REP: The Institutional Review Boards of Mayo Clinic and Olmsted Medical Center, Rochester, MN.

Statistical analysis

Using prevalence data from the individual studies, we employed the metafor20 package within the R programming environment21 to fit random-effects models for each sex and 10-year age stratum 45–54 through 85+. We represent heterogeneity using the I2 statistic of Higgins and colleagues;22 this statistic describes the percentage of variation across studies that appears to be due to study heterogeneity rather than chance. 95% confidence intervals for the I2 statistic were calculated using published methods.23

For females and males, we apply the random-effects regression separately to each of our five 10-year age groups \(i\), resulting in summary coefficients \(\hat \beta _i\) such that the age-specific prevalence is \(e^{\hat \beta _i}\). Similarly, our age-standardized meta-estimate is \(\hat r = \mathop {\sum }\limits_i w_i\left( {e^{\hat \beta _i}} \right)\), where \(w_i\) is the proportional representation of each age group in the 2010 US population24 such that \(\mathop {\sum }\limits_i w_i = 1\). Confidence intervals for \(\hat r\) were made by replacing \(\hat \beta _i\) in the above formula with \(\beta _i\sim N\left( {\hat \beta _i,\hat \sigma _i^2} \right)\), where \(\hat \sigma _i^2\) is the variance of each coefficient \(\hat \beta _i\). We report the 2.5th and 97.5th percentiles of \(\hat r\) based on an arbitrarily large number of samples (1 million of each \(\beta _i\)). Estimates of the number of expected cases in 2020 and 2030 are calculated using the population projections for the entire nation of the US published by the US Census Bureau.24

Unique among the P4 efforts, HAAS is a longitudinal study following a fixed cohort of men over an extended period of time (1965–2012). The total number of years each subject was alive constitutes the number of person-years at risk (denominator), while the number of years over which a subject had a diagnosis of PD defines the case number within a period of interest (numerator).
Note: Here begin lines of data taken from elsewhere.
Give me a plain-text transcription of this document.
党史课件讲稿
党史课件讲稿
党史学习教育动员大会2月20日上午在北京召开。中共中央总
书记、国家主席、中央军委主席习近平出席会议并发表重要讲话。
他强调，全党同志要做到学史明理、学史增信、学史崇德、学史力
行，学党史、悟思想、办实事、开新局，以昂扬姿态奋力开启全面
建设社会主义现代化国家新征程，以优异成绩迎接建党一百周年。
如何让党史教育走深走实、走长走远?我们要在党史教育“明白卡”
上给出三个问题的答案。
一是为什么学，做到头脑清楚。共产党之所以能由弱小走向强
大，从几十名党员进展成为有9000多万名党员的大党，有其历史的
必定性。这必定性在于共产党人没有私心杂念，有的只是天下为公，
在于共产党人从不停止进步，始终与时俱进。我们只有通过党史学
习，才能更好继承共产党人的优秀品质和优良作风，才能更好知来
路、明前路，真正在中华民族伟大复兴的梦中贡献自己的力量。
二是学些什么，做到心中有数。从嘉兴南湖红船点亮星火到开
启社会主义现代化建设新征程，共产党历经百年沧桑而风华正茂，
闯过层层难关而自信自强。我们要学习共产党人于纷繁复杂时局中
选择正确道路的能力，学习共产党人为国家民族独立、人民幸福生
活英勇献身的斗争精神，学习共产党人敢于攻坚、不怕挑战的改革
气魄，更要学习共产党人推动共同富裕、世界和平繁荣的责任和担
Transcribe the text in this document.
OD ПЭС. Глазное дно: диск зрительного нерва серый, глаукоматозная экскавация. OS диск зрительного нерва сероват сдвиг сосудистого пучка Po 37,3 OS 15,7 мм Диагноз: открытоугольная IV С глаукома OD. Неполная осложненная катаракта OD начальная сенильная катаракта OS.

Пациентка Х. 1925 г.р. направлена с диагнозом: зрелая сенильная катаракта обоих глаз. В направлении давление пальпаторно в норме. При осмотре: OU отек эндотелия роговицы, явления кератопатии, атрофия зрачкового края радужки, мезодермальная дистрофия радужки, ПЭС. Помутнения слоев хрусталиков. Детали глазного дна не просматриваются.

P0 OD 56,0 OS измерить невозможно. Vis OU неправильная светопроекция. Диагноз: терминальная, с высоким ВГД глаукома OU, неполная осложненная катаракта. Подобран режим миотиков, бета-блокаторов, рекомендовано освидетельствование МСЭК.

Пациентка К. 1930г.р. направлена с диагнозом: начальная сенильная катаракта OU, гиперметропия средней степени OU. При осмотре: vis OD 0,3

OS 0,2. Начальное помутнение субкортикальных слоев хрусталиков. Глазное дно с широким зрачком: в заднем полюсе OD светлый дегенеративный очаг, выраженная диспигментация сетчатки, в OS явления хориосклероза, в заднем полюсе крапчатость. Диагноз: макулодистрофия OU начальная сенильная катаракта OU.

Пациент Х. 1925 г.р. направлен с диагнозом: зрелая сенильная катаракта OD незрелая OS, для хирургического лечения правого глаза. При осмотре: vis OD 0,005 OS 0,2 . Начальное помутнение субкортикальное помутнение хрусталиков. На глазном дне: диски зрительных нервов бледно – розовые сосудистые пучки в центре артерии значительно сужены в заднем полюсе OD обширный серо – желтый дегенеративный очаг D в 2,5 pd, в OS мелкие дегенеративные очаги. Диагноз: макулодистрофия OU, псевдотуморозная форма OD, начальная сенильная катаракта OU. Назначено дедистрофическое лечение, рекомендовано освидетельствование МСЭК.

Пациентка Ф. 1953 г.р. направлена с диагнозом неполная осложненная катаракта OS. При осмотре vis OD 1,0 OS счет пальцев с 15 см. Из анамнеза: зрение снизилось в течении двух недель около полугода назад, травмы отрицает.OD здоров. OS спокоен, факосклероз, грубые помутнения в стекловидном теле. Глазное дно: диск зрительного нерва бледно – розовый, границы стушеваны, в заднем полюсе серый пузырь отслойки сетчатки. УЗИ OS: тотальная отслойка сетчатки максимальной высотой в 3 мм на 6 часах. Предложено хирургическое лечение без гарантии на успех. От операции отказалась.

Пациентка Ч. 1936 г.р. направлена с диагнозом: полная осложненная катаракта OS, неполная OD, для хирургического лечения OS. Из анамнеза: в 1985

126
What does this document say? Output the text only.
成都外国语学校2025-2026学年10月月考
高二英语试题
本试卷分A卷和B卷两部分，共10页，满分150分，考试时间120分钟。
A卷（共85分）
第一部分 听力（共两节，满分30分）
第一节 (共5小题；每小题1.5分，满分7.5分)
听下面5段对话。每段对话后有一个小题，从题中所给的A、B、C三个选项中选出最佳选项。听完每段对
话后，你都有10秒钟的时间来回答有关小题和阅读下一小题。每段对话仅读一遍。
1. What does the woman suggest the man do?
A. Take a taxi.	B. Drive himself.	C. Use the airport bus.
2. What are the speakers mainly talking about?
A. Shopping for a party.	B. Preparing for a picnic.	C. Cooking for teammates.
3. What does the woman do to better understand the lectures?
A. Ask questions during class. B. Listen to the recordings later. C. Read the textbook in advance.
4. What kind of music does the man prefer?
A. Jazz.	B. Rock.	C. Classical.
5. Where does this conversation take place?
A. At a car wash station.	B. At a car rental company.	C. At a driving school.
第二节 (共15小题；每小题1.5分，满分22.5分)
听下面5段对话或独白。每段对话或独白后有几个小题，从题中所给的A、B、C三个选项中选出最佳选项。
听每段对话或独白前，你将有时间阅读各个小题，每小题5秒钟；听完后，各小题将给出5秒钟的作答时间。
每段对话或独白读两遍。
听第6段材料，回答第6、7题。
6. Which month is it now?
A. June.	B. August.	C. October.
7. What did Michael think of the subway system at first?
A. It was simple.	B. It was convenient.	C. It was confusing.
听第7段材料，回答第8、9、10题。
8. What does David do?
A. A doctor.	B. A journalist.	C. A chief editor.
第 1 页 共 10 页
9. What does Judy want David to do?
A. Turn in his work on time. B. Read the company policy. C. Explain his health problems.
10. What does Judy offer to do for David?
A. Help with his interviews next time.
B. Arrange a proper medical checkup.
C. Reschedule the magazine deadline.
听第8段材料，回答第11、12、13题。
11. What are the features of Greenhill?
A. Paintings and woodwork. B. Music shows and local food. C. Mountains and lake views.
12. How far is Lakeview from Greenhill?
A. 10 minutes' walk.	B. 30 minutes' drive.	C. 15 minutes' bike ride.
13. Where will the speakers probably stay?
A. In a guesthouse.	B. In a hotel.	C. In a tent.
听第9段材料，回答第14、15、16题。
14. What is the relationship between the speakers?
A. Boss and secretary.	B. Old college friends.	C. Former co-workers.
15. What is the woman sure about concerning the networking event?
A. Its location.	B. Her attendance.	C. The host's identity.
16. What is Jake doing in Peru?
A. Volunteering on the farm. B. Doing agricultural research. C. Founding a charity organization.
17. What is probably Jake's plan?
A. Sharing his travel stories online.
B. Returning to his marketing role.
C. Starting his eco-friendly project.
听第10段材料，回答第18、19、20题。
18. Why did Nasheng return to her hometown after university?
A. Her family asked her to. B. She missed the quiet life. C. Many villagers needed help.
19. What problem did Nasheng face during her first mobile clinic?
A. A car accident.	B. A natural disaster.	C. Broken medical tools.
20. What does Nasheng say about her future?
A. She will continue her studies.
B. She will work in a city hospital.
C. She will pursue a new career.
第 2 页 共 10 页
While common assumptions regarding the Poisson distribution of rare diseases can be applied to the other efforts to generate measures of uncertainty, HAAS data require a bootstrap resampling approach.25 As such, we report prevalence estimates from the HAAS cohort for comparison alongside those from other research efforts and do not incorporate them into the random-effects models to derive the summary estimates.

To compare prevalence estimates generated by the four P4 projects to those produced by US Medicare records, we calculated prevalence from Medicare data for each group of US counties included in the US P4 project catchment areas (see legend to Fig. 2 for the corresponding counties).

All rates are presented for males and females aged ≥65 years and standardized to the US 2010 population using 5-year age strata;24 confidence intervals are calculated using the method of Tiwari and colleagues.26

Data availability

Data for this project are not owned by or under the control of the authors. Owing to either privacy regulations or data-sharing agreements, data cannot be made available.

Code availability

Analytic code can be made available upon request to the corresponding author.